Risk-Aware, Human-Cooperative Planning for Autonomous Systems
Technical point of contact: ?? , Office of Naval Research
Period of activity: 2014-2017
Collaborators: Masahiro Ono (Lead, JPL), Behcet Acikmese (Univ of Washington), Missy Cummings (Duke)
Overview of the Project
The ability to manage risk is an indispensable part of human and machine intelligence when performing complex tasks, ranging from military operations to space exploration. Although machine intelligence plays increasingly significant roles, in most cases humans are still solely responsible for predicting and coping with risks, while robots simply execute a given plan without explicit awareness of risk. This project aims to revise the relationship between human and robot to a cooperative partnership, where both parties share the responsibility of managing risks. This paradigm shift will not just mitigate the cognitive workload of human operators but also make a human-robot system significantly safer and more reliable because robots can quickly respond to contingencies without waiting for the instructions from human operators and humans and robots can cover the weaknesses of each other. We call this new concept of machine intelligence as Risk-aware Human-cooperative Autonomy (RHA).

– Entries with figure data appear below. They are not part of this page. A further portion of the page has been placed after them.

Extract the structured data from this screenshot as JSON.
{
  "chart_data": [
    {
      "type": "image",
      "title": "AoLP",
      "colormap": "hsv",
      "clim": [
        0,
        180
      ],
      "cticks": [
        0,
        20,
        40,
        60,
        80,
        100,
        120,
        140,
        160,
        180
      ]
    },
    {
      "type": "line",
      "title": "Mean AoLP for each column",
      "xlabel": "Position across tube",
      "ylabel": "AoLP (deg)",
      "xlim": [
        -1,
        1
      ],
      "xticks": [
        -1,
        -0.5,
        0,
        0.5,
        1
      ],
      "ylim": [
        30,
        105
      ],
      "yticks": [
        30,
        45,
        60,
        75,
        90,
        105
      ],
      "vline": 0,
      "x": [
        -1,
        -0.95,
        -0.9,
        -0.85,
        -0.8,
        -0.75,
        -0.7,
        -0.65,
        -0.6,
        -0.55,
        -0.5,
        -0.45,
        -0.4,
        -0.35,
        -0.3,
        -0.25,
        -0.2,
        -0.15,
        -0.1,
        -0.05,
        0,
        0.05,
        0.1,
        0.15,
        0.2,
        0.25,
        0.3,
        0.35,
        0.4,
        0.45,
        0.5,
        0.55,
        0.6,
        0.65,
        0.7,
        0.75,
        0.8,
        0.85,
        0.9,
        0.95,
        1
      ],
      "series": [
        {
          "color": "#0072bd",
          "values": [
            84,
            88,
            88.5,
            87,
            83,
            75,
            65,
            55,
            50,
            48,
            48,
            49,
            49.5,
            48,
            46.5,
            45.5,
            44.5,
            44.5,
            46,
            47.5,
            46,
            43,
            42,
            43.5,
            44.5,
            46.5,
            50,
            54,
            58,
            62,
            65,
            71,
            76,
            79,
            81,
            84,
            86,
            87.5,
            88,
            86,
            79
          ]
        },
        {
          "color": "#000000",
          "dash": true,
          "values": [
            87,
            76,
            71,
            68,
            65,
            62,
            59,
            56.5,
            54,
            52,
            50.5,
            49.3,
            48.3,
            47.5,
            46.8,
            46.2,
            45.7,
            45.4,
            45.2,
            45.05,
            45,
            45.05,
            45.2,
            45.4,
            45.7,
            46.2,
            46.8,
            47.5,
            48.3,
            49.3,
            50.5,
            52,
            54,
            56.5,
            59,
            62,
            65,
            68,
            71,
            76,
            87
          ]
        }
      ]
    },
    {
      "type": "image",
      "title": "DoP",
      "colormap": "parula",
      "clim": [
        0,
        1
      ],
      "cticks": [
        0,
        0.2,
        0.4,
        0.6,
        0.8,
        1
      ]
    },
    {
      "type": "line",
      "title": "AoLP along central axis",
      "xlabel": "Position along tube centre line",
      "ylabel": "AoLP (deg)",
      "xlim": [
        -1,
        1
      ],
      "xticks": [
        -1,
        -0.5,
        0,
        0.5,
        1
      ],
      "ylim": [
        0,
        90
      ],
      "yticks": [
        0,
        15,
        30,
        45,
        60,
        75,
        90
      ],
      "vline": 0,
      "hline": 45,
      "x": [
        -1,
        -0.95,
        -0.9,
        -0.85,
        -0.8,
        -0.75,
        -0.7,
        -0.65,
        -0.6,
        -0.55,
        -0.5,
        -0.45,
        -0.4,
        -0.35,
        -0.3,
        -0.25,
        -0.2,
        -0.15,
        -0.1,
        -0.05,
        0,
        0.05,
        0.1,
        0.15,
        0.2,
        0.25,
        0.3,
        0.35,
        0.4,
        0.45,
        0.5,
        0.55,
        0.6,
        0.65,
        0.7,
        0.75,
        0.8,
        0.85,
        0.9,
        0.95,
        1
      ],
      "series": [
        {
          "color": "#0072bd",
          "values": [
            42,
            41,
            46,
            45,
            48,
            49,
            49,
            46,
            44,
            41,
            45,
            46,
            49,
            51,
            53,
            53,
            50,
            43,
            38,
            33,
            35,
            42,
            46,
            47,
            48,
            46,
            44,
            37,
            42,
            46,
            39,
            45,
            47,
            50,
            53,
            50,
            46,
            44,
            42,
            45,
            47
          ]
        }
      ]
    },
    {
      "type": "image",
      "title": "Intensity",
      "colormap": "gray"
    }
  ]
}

In the proposed RHA concept, the instructions from human operators are not a detailed command sequence but high-level goals as well as bounds on risks. RHA is responsible of optimizing the actions of robots to achieve the goals within the risk bounds, while flexibly responding to contingencies. It also continuously informs humans of risk assessments, and accepts changes in goals and risk bounds if necessary. We seek answers to answer the following two fundamental questions:
- What is the most productive way for human and autonomy to cooperate in a risky situation? How humans can be best informed of risks? What is the natural way to instruct autonomy about risks? How human and autonomy should divide the responsibility of handling risks?
- How to realize a risk-aware autonomy that is reliable, tractable, and capable of accepting high-level instructions on goals and risks? How to scale it to real-world problems without sacrificing fidelity and correctness?